She served over three years in prison for Azaria's murder, but was later cleared.
"We're relieved and delighted to come to the end of this saga," she told reporters outside the Darwin court yesterday.
The family came under attack from members of the public who spat on Mrs Chamberlain-Creighton and howled like dingoes outside her house.
Wild dogs have since been blamed for three fatal attacks on children, although at the time of Azaria's disappearance, there were no documented cases.
"No longer will Australia be able to say that dingoes are not dangerous and only attack if provoked," Mrs Chamberlain-Creighton said as she left court with her ex-husband and their three surviving children.
"We live in a beautiful country, but it is dangerous and we would ask all Australians to beware of this and take appropriate precautions."
Coroner Elizabeth Morris said she was "satisfied that the evidence is sufficiently adequate, clear, cogent and exact and that the evidence excludes all other reasonable possibilities" than that Azaria was taken by one or more dingoes.

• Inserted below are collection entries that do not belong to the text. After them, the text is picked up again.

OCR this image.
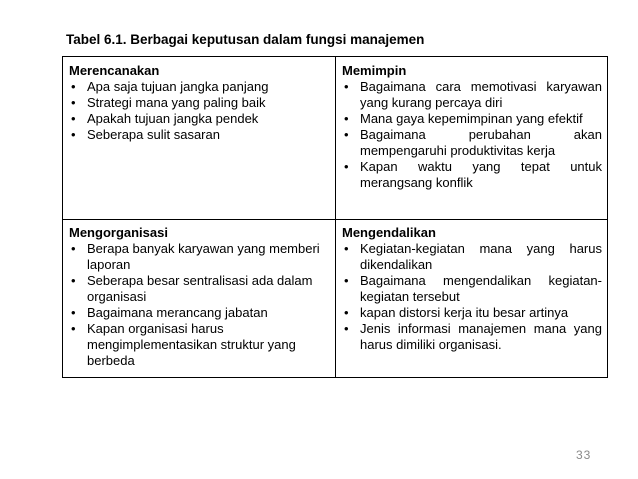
Tabel 6.1. Berbagai keputusan dalam fungsi manajemen
Merencanakan
• Apa saja tujuan jangka panjang
• Strategi mana yang paling baik
• Apakah tujuan jangka pendek
• Seberapa sulit sasaran
Memimpin
• Bagaimana cara memotivasi karyawan yang kurang percaya diri
• Mana gaya kepemimpinan yang efektif
• Bagaimana perubahan akan mempengaruhi produktivitas kerja
• Kapan waktu yang tepat untuk merangsang konflik
Mengorganisasi
• Berapa banyak karyawan yang memberi laporan
• Seberapa besar sentralisasi ada dalam organisasi
• Bagaimana merancang jabatan
• Kapan organisasi harus mengimplementasikan struktur yang berbeda
Mengendalikan
• Kegiatan-kegiatan mana yang harus dikendalikan
• Bagaimana mengendalikan kegiatan-kegiatan tersebut
• kapan distorsi kerja itu besar artinya
• Jenis informasi manajemen mana yang harus dimiliki organisasi.
33
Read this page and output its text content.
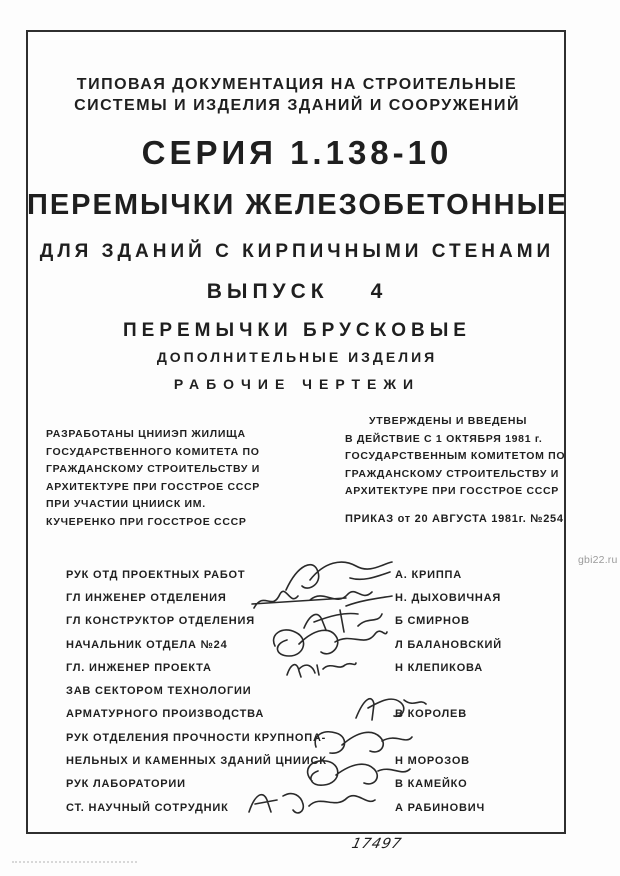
ТИПОВАЯ ДОКУМЕНТАЦИЯ НА СТРОИТЕЛЬНЫЕ
СИСТЕМЫ И ИЗДЕЛИЯ ЗДАНИЙ И СООРУЖЕНИЙ
СЕРИЯ 1.138-10
ПЕРЕМЫЧКИ ЖЕЛЕЗОБЕТОННЫЕ
ДЛЯ ЗДАНИЙ С КИРПИЧНЫМИ СТЕНАМИ
ВЫПУСК 4
ПЕРЕМЫЧКИ БРУСКОВЫЕ
ДОПОЛНИТЕЛЬНЫЕ ИЗДЕЛИЯ
РАБОЧИЕ ЧЕРТЕЖИ
РАЗРАБОТАНЫ ЦНИИЭП ЖИЛИЩА
ГОСУДАРСТВЕННОГО КОМИТЕТА ПО
ГРАЖДАНСКОМУ СТРОИТЕЛЬСТВУ И
АРХИТЕКТУРЕ ПРИ ГОССТРОЕ СССР
ПРИ УЧАСТИИ ЦНИИСК ИМ.
КУЧЕРЕНКО ПРИ ГОССТРОЕ СССР
УТВЕРЖДЕНЫ И ВВЕДЕНЫ
В ДЕЙСТВИЕ С 1 ОКТЯБРЯ 1981 г.
ГОСУДАРСТВЕННЫМ КОМИТЕТОМ ПО
ГРАЖДАНСКОМУ СТРОИТЕЛЬСТВУ И
АРХИТЕКТУРЕ ПРИ ГОССТРОЕ СССР
ПРИКАЗ от 20 АВГУСТА 1981г. №254
РУК ОТД ПРОЕКТНЫХ РАБОТ	А. КРИППА
ГЛ ИНЖЕНЕР ОТДЕЛЕНИЯ	Н. ДЫХОВИЧНАЯ
ГЛ КОНСТРУКТОР ОТДЕЛЕНИЯ	Б СМИРНОВ
НАЧАЛЬНИК ОТДЕЛА №24	Л БАЛАНОВСКИЙ
ГЛ. ИНЖЕНЕР ПРОЕКТА	Н КЛЕПИКОВА
ЗАВ СЕКТОРОМ ТЕХНОЛОГИИ
АРМАТУРНОГО ПРОИЗВОДСТВА	В КОРОЛЕВ
РУК ОТДЕЛЕНИЯ ПРОЧНОСТИ КРУПНОПА-
НЕЛЬНЫХ И КАМЕННЫХ ЗДАНИЙ ЦНИИСК	Н МОРОЗОВ
РУК ЛАБОРАТОРИИ	В КАМЕЙКО
СТ. НАУЧНЫЙ СОТРУДНИК	А РАБИНОВИЧ
gbi22.ru
17497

The first coroner's inquest in 1981 into Azaria's disappearance reached the same conclusion, but the inquest found that there had been interference with Azaria's clothing, which was later found relatively unscathed in the desert.
A second coroner's inquest had Mrs Chamberlain-Creighton being charged with murder and her husband an accessory after the fact. Mrs Chamberlain-Creighton was accused of slashing Azaria's throat with nail scissors to make it look like a dingo attack.
Her sentence of life in prison with hard labour was overturned in 1986 after the baby's jacket was found near a dingo den and backed up her story.
What a relief for this family after so many years.